In any event, I wanted to take some time to better understand isolation response, so I decided to perform some experiments in my lab with VMware HA and isolation response. For those that aren’t familiar with it, isolation response is the term used to describe what an ESX Server in a DRS/HA cluster will do if it loses connectivity to all the other servers in the cluster, i.e., if it becomes isolated. Isolation response is set on a per-VM basis, and the default (I believe) is to power off. What this means is that when an ESX host becomes isolated, it will power off the VMs that are currently running on that host.
There’s a great deal of debate as to whether this is the right setting or not, which I won’t really delve into right now. In any case, how does a host determine if it is isolated, or if the rest of the cluster is just down? That’s what got me started down this path. The VMware HA agent (which is really the Legato Automated Availability Manager, or AAM, agent—hence the AAMClient stuff in esxcfg-firewall
) uses the Service Console’s default gateway as its isolation address. Basically, what this means is that if a host can’t get to any of the other hosts in the cluster and can’t get to the isolation address, then it assumes it is isolated and initiates the isolation response. If it can’t get to other nodes in the cluster but can reach the isolation address, then it is not isolated and should continue operation (perhaps even restarting some VMs locally since this would indicate host failures in the cluster).

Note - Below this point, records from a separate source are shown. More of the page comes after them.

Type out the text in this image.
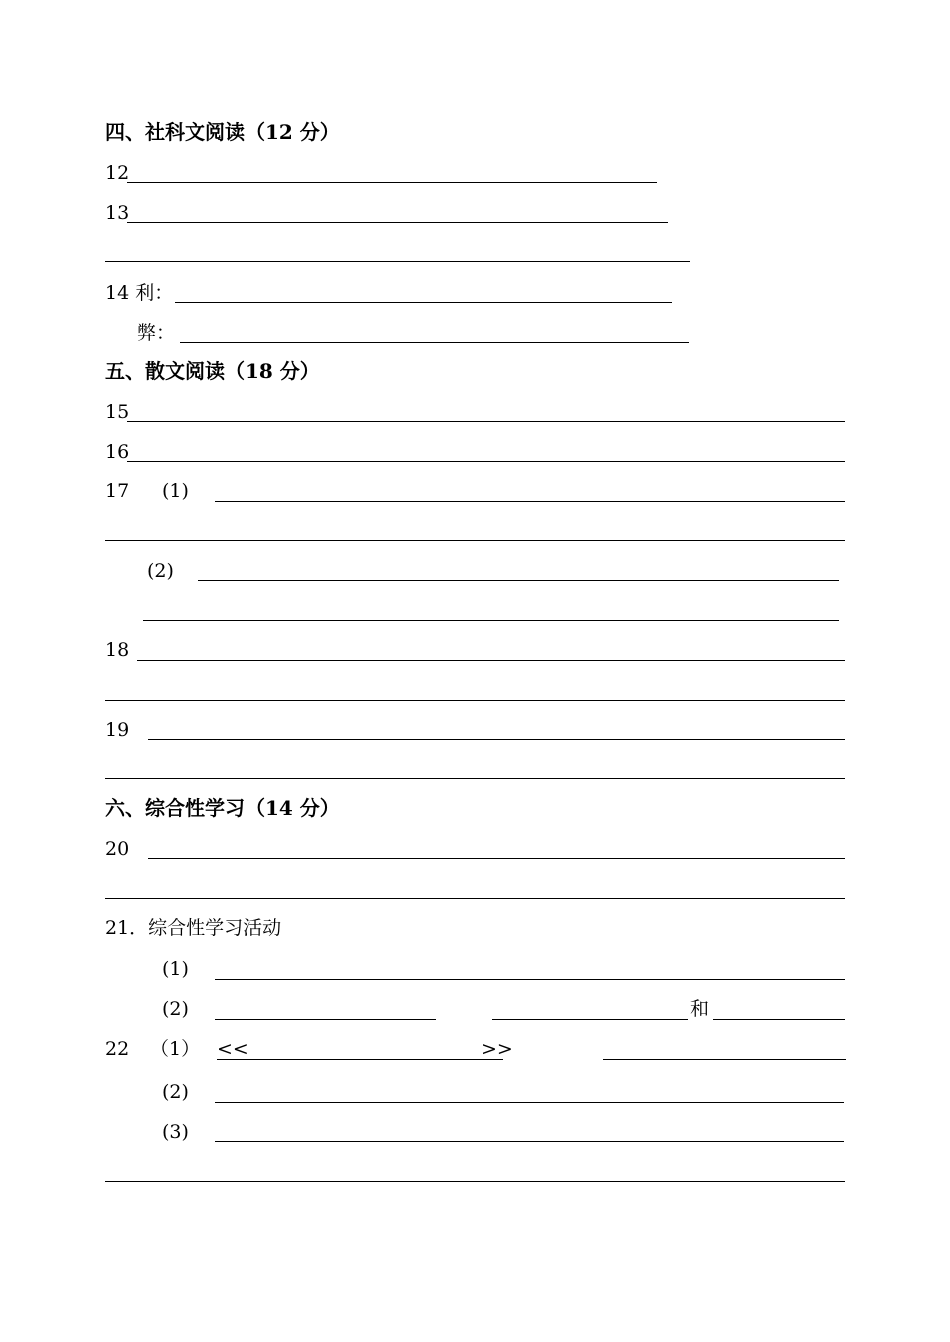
四、社科文阅读（12 分）
12
13
14 利：
弊：
五、散文阅读（18 分）
15
16
17 (1)
(2)
18
19
六、综合性学习（14 分）
20
21．综合性学习活动
(1)
(2)	和
22 （1） <<	>>
(2)
(3)
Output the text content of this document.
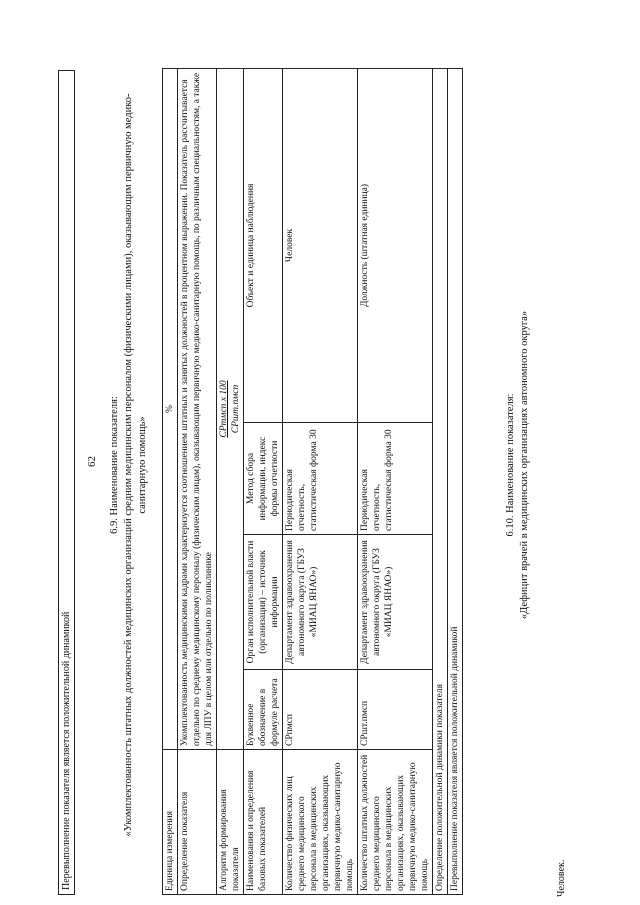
62
Перевыполнение показателя является положительной динамикой
6.9. Наименование показателя: «Укомплектованность штатных должностей медицинских организаций средним медицинским персоналом (физическими лицами), оказывающим первичную медико-санитарную помощь»
Единица измерения	%			
Определение показателя	Укомплектованность медицинскими кадрами характеризуется соотношением штатных и занятых должностей в процентном выражении. Показатель рассчитывается отдельно по среднему медицинскому персоналу (физическим лицам), оказывающим первичную медико-санитарную помощь, по различным специальностям, а также для ЛПУ в целом или отдельно по поликлинике			
Алгоритм формирования показателя	СРтмсп х 100 СРшт.пмсп			

Наименования и определения базовых показателей	Буквенное обозначение в формуле расчета	Орган исполнительной власти (организация) – источник информации	Метод сбора информации, индекс формы отчетности	Объект и единица наблюдения
Количество физических лиц среднего медицинского персонала в медицинских организациях, оказывающих первичную медико-санитарную помощь	СРпмсп	Департамент здравоохранения автономного округа (ГБУЗ «МИАЦ ЯНАО»)	Периодическая отчетность, статистическая форма 30	Человек
Количество штатных должностей среднего медицинского персонала в медицинских организациях, оказывающих первичную медико-санитарную помощь	СРшт.пмсп	Департамент здравоохранения автономного округа (ГБУЗ «МИАЦ ЯНАО»)	Периодическая отчетность, статистическая форма 30	Должность (штатная единица)
Определение положительной динамики показателя				
Перевыполнение показателя является положительной динамикой				
6.10. Наименование показателя: «Дефицит врачей в медицинских организациях автономного округа»
Человек.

The stuff I found in the VMworld 2007 slides talks of using a second isolation address, which provides the VMware HA agent with another means of verifying isolation before initiating the isolation response. Before I proceeded with setting this second address, however, I wanted to be sure I understood the operation of isolation response in the current configuration. Once I’d tested that and then tested the second isolation address, I was going to write it up here.
To make a long story not quite so long, I found that isolation response was not working as expected. What happened is that other hosts in the cluster would detect the “host failure” (the isolation of my test host) and try to restart the VM before the test host detected isolation and tried to shutdown the VM. This was evidenced by these lines in /var/log/vmkernel
:
Oct 5 13:13:36 esx02 vmkernel: 38:20:29:34.025 cpu3:1305)WARNING: NFSLock: 1883: disk is being locked by other consumer
Oct 5 13:13:36 esx02 vmkernel: 38:20:29:34.025 cpu3:1305)NFSLock: 2479: failed to get lock on file vswim01-flat.vmdk 0x5a1b6a0 on 192.168.31.51 (192.168.31.51)
(Yes, I’m running my VMs on NFS. Yes, I did try iSCSI to see if the behavior was different. No, I did not try Fibre Channel. Yes, I got the same results in both cases.)
To make things even more interesting, I found that the test host failed to successfully shut down a Linux VM when the isolation response was finally triggered, but was able to successfully power down a Windows guest. Both VMs had the latest version of the VMware Tools installed.
Since that time, I’ve been combing the Internet searching for more information on the VMware HA agent, the AAM ftcli
utility, behaviors, workarounds, configuration tweaks, etc. Thus far, it has been an abysmal failure. There are lots of VMware Community threads, but almost every one of those is a “double-check your DNS and /etc/hosts” thread.
So, any VMware gurus out there have some useful information to share? Anyone else having VMware HA problems? Anyone know where I can find some actually useful information on VMware HA and the AAM client? I’d love to get some more detailed information and be able to put this thing to rest (and be able to advise others on how to put it to rest as well).